Quatre députés issus de différents bords politiques ont déposé, lundi 13 octobre, deux propositions de loi visant à instaurer la proportionnelle aux élections législatives. Manière selon ces élus de concourir à "débloquer le pays" dans une situation d'instabilité politique qu'ils attribuent à la "crise institutionnelle".
Une réforme qui "ne permettra évidemment pas de résoudre à elle seule la crise actuelle, mais contribuera de manière substantielle à débloquer le pays". C'est ainsi que quatre députés, issus de différents groupes représentés à l'Assemblée nationale, présentent leur volonté d'instaurer le scrutin proportionnel lors des élections législatives.
Erwan Balanant (Les Démocrates), Guillaume Gouffier-Valente (Ensemble pour la République), Jérémie Iordanoff (Écologiste et social) et Marie Récalde (Socialistes), qui sont à l'initiative de deux propositions de loi - l'une ordinaire, l'autre organique -, déposées lundi 13 octobre à l'Assemblée nationale, ont également signé une tribune publiée dans Le Monde, dans laquelle ils appellent à "rejoindre nos voisins européens, qui ont tous recours à la proportionnelle".
Les auteurs des deux propositions de loi se retrouvent sur un constat, la nécessité d'une réforme institutionnelle pour répondre à la situation politique telle qu'elle a évolué au cours des dernières années. "Le fait majoritaire que l'on a connu à partir de 1962, on ne le retrouvera plus", estime aussi Jérémie Iordanoff, qui voit dans l'instauration d'un scrutin proportionnel le prélude à la formation de coalitions politiques. "Dépasser la crise politique que nous traversons aujourd'hui ne peut se faire sans réponse institutionnelle", abonde Guillaume Gouffier-Valente.

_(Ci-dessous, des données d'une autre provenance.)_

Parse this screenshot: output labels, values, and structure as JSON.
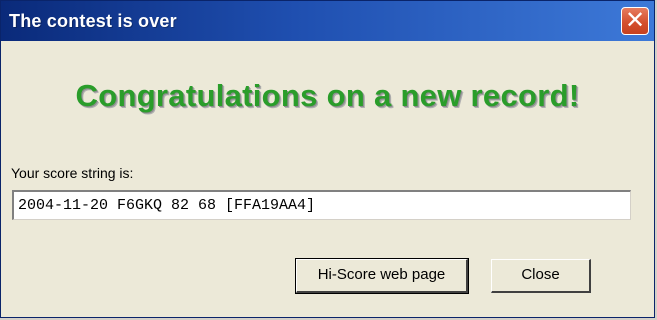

Tous deux font valoir les exemples étrangers où la proportionnelle a cours, générant "plutôt moins d'instabilité que le scrutin majoritaire". Et en particulier le cas allemand, le pays d'outre-Rhin ayant connu depuis 1958 24 gouvernements et 10 chefs de gouvernements, contre 47 gouvernements et 29 premiers ministres en France.
Il faut changer les pratiques politiques, si l'on veut empêcher que la crise actuelle ne devienne endémique. Erwan Balanant (Les Démocrates)
Les promoteurs des deux textes souhaitent aussi s'inspirer du modèle allemand pour l'instauration d'une proportionnelle dite "mixte", reposant sur le système du double vote. Chaque électeur disposerait ainsi de deux bulletins lors des élections législatives : le premier pour élire un député dans sa circonscription au scrutin uninominal majoritaire à deux tours, le second pour exprimer un choix partisan à l’échelle nationale. Une première série de sièges dite "majoritaire" serait attribuée dans le cadre de circonscriptions locales, quand une seconde dite "compensatoire" serait répartie de manière à rectifier les écarts issus du scrutin uninominal, afin de se rapprocher d’une représentation proportionnelle.
Erwan Balanant, dont la famille politique, le MoDem, a de longue date milité pour l'instauration d'une dose de proportionnelle, fait valoir que ce mode de scrutin "a souvent dicté le mode d'élection de nos députés dans l'histoire de France", et appelle dans le contexte actuel à "changer les pratiques politiques afin que la crise actuelle ne devienne pas endémique". Marie Récalde estime pour sa part que l'Assemblée nationale actuelle est "le reflet de la société", et la preuve tangible que le scrutin majoritaire a vécu. La proportionnelle s'avère aussi le seul moyen selon elle de "passer du 'voter contre', à l'expression d'un vrai choix".
Préparés avec le concours du constitutionnaliste Benjamin Morel, les deux textes de loi sont soutenus par une quinzaine d'autres députés des groupes Ensemble pour la République, Les Démocrates, Socialistes, Écologiste et Social et Gauche Démocrate et Républicaine. Leurs auteurs indiquent que des propositions de loi identiques seront déposées au Sénat "dans les prochains jours". Pour ce qui est de l'examen dans l'hémicycle de l'Assemblée, ils espèrent une inscription à l'ordre du jour sur une semaine dite transpartisane, la prochaine ayant lieu en novembre, ou par le gouvernement lui-même sur le temps législatif qui lui est réservé.